Batch API Execution

Warning

The batch request API is deprecated since ArangoDB 3.8.0. We discourage its use, as it will be removed in a future release. It is already slow and seems to regularly create weird errors when used with recent versions of ArangoDB.

The driver functionality has been refactored to no longer use the batch API, but a ThreadPoolExecutor instead. For backwards compatibility, max_workers is set to 1 by default, but can be increased to speed up batch operations. Essentially, the batch API can now be used to send multiple requests in parallel, but not to send multiple requests in a single HTTP call. Note that sending multiple requests in parallel may cause conflicts on the servers side (for example, requests that modify the same document).

To send multiple documents at once to an ArangoDB instance, please use any of arango.collection.Collection methods that accept a list of documents as input, such as:

After the commit, results can be retrieved later from BatchJob objects.

Example:

from arango import ArangoClient, AQLQueryExecuteError

# Initialize the ArangoDB client.
client = ArangoClient()

# Connect to "test" database as root user.
db = client.db('test', username='root', password='passwd')

# Get the API wrapper for "students" collection.
students = db.collection('students')

# Begin batch execution via context manager. This returns an instance of
# BatchDatabase, a database-level API wrapper tailored specifically for
# batch execution. The batch is automatically committed when exiting the
# context. The BatchDatabase wrapper cannot be reused after commit.
with db.begin_batch_execution(return_result=True) as batch_db:

    # Child wrappers are also tailored for batch execution.
    batch_aql = batch_db.aql
    batch_col = batch_db.collection('students')

    # API execution context is always set to "batch".
    assert batch_db.context == 'batch'
    assert batch_aql.context == 'batch'
    assert batch_col.context == 'batch'

    # BatchJob objects are returned instead of results.
    job1 = batch_col.insert({'_key': 'Kris'})
    job2 = batch_col.insert({'_key': 'Rita'})
    job3 = batch_aql.execute('RETURN 100000')
    job4 = batch_aql.execute('INVALID QUERY')  # Fails due to syntax error.

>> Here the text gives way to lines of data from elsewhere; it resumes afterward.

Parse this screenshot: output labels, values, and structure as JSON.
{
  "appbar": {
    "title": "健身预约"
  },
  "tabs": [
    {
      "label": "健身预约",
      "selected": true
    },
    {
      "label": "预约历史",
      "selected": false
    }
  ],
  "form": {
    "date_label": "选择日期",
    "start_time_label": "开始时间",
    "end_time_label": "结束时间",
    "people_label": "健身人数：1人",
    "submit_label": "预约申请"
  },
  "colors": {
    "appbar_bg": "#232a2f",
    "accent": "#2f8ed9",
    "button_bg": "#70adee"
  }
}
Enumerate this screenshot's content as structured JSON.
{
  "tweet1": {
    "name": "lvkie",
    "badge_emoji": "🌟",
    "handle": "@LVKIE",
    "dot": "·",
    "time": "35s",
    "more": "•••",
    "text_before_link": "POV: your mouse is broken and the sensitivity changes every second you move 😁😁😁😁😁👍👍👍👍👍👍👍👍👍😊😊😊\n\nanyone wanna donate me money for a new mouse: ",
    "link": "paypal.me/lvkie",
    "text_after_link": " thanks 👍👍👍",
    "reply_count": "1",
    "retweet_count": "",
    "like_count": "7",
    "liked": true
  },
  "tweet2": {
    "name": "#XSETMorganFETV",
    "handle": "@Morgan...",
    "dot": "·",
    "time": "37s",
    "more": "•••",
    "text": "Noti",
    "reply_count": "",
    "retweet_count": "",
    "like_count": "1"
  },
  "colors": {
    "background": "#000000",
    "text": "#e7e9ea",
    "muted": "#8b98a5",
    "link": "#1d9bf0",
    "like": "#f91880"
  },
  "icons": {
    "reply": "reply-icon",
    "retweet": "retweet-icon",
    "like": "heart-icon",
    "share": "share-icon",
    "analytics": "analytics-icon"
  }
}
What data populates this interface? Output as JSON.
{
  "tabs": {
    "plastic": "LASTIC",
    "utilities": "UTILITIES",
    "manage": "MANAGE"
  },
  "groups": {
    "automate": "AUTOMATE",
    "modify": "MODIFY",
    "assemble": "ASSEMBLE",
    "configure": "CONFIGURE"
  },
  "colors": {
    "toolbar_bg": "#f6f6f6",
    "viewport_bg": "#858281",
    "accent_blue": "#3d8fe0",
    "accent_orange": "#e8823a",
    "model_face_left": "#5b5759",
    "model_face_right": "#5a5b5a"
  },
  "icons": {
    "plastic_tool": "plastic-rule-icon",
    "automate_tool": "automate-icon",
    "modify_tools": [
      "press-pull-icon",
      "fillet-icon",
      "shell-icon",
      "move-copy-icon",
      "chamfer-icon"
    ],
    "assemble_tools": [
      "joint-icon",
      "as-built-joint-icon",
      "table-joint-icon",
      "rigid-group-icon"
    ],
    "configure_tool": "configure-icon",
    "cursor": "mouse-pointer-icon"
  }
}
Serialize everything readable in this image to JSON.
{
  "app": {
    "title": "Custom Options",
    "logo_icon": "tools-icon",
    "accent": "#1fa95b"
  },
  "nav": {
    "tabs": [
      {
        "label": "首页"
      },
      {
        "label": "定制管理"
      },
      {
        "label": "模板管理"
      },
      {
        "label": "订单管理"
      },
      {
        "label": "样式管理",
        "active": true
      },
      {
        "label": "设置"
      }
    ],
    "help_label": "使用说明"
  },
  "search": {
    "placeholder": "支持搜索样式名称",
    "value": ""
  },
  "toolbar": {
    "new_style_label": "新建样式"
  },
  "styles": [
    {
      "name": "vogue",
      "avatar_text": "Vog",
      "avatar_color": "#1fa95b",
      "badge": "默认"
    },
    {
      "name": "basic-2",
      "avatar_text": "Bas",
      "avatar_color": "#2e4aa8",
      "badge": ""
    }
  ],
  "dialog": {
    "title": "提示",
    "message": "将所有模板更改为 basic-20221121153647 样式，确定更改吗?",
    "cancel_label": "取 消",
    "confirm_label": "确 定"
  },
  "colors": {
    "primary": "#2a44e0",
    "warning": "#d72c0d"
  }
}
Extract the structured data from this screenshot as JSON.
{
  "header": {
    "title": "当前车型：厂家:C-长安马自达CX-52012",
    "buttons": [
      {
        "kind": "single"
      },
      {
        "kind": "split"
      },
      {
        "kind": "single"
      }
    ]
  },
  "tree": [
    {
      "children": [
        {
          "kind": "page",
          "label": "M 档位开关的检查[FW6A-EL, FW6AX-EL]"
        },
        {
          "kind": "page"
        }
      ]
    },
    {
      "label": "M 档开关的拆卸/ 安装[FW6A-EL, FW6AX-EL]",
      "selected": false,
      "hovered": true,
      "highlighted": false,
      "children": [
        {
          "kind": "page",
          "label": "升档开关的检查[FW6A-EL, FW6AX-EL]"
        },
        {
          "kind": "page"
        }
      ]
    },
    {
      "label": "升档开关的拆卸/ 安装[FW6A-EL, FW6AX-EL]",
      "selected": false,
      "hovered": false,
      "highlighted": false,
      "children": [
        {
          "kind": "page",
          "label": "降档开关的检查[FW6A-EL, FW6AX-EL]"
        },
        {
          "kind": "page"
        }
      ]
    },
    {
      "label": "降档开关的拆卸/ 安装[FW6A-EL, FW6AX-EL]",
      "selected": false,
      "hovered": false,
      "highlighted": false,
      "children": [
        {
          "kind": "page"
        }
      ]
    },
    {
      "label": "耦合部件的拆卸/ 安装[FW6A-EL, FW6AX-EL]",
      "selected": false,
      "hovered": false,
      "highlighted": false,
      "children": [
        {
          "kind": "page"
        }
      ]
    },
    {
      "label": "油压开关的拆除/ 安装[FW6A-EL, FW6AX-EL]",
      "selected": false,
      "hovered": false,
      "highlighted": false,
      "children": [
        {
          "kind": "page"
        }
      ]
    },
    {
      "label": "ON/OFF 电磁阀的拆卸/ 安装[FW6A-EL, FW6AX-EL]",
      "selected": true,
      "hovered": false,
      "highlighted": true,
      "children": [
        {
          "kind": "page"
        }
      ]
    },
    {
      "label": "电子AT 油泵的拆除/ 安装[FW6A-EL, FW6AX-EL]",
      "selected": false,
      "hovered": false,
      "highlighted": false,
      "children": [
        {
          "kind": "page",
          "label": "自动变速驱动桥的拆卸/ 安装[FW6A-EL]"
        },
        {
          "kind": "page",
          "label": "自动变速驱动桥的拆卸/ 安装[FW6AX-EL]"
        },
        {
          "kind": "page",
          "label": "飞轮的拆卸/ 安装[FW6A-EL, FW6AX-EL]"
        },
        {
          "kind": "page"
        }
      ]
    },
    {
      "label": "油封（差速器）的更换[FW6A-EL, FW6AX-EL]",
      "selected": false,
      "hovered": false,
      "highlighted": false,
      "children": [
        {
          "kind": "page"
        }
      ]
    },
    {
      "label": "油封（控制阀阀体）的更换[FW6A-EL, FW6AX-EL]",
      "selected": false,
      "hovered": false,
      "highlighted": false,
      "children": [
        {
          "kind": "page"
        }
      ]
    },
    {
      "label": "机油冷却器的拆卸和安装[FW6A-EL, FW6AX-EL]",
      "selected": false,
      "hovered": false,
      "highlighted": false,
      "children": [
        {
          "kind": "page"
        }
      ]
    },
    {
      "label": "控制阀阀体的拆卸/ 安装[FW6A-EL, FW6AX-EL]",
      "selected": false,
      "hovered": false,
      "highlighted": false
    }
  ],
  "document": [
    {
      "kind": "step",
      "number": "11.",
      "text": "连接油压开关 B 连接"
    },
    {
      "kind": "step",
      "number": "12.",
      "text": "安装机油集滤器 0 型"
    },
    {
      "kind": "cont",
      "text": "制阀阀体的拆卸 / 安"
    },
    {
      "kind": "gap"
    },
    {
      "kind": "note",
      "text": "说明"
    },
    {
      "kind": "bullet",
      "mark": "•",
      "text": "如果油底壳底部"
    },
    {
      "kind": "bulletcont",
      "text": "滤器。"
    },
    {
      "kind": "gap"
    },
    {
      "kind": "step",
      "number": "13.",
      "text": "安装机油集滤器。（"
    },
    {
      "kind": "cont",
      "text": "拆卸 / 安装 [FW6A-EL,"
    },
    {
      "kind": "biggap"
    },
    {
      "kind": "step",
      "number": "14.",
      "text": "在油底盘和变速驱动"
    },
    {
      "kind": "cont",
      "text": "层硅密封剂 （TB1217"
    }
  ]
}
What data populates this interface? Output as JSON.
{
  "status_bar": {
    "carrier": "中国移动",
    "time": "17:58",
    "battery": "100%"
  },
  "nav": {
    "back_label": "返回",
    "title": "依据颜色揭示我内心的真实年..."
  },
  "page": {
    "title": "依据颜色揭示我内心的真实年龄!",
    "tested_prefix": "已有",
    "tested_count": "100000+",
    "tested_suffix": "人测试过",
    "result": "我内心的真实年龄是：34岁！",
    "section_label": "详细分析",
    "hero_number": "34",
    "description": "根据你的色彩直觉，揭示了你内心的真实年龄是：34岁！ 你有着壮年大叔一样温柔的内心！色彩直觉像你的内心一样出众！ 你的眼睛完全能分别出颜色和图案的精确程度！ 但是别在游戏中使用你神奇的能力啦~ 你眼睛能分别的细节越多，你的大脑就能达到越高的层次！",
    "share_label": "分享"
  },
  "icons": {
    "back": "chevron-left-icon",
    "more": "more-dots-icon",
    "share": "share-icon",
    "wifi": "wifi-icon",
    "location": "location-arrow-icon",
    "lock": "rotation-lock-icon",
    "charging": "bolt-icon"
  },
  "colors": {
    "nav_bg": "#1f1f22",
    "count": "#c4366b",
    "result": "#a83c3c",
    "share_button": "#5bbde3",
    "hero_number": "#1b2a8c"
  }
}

# Upon exiting context, batch is automatically committed.
assert 'Kris' in students
assert 'Rita' in students

# Retrieve the status of each batch job.
for job in batch_db.queued_jobs():
    # Status is set to either "pending" (transaction is not committed yet
    # and result is not available) or "done" (transaction is committed and
    # result is available).
    assert job.status() in {'pending', 'done'}

# Retrieve the results of successful jobs.
metadata = job1.result()
assert metadata['_id'] == 'students/Kris'

metadata = job2.result()
assert metadata['_id'] == 'students/Rita'

cursor = job3.result()
assert cursor.next() == 100000

# If a job fails, the exception is propagated up during result retrieval.
try:
    result = job4.result()
except AQLQueryExecuteError as err:
    assert err.http_code == 400
    assert err.error_code == 1501
    assert 'syntax error' in err.message

# Batch execution can be initiated without using a context manager.
# If return_result parameter is set to False, no jobs are returned.
batch_db = db.begin_batch_execution(return_result=False)
batch_db.collection('students').insert({'_key': 'Jake'})
batch_db.collection('students').insert({'_key': 'Jill'})

# The commit must be called explicitly.
batch_db.commit()
assert 'Jake' in students
assert 'Jill' in students

Note

  • Be mindful of client-side memory capacity when issuing a large number of requests in single batch execution.

  • BatchDatabase and BatchJob instances are stateful objects, and should not be shared across multiple threads.

  • BatchDatabase instance cannot be reused after commit.

See BatchDatabase and BatchJob for API specification.